The NSW Court of Appeal has dismissed a taxpayer’s appeal against an earlier decision which had denied the taxpayer’s claim for the primary production land tax exemption in respect of a property for the 2008 to 2011 land tax years.

The subject land adjoined other land owned by Mr S and others. There was no dispute that Mr S had used the subject land for raising cattle, cropping and grazing. However, in the documents tendered before the NSW Administrative Decisions Tribunal at first instance, which were produced by the NSW Chief Commissioner of State Revenue, there was a record of an interview with Mr S, disclosing that he had also used the subject land for non-primary production activities, such as horse riding.

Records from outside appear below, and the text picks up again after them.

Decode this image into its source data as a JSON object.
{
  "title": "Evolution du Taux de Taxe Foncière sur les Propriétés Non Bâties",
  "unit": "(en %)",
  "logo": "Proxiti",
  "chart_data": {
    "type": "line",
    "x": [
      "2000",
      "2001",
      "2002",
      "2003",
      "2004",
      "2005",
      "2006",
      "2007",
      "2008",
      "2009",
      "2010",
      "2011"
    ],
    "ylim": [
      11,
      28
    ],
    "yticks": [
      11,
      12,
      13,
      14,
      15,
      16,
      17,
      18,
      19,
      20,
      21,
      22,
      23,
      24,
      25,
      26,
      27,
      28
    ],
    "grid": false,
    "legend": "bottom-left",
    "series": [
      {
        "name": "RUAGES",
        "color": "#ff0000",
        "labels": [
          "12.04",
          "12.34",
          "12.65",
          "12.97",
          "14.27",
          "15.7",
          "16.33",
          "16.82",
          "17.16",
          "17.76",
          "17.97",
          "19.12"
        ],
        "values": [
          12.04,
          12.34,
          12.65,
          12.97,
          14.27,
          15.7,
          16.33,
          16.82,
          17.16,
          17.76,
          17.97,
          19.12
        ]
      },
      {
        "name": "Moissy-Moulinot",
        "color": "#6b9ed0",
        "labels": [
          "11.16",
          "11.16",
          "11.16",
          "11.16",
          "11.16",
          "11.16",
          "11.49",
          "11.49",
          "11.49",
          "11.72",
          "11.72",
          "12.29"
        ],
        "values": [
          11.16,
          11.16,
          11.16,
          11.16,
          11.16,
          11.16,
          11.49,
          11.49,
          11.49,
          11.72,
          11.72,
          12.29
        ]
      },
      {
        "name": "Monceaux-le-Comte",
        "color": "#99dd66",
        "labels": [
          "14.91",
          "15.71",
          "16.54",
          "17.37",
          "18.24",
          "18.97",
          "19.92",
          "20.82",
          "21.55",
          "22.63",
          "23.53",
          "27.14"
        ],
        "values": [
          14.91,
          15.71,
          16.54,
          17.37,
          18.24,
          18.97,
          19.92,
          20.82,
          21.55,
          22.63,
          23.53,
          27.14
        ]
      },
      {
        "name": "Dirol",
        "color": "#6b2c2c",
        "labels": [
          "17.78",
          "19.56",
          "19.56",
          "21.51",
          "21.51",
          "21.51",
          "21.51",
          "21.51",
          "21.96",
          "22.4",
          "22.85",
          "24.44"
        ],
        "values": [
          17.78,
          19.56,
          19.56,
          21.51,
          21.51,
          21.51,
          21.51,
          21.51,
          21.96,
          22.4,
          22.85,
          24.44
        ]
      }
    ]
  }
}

The NSW Administrative Decisions Tribunal held the taxpayer had not discharged the onus of proving that the “dominant use” of the subject land was for a primary production purpose per s 10AA of the Land Tax Management Act 1956 (NSW). The Appeal Panel rejected the taxpayer’s arguments that the Tribunal had erred in its construction of s 100(3). In doing so, it affirmed the Tribunal’s decision.

(Cornish Investments Pty Limited v Chief Comr of State Revenue (RD) [2013] NSWADTAP 25, NSW Court of Appeal, Seiden DP, Frost JM, Schwager NJM, 3 June 2013.)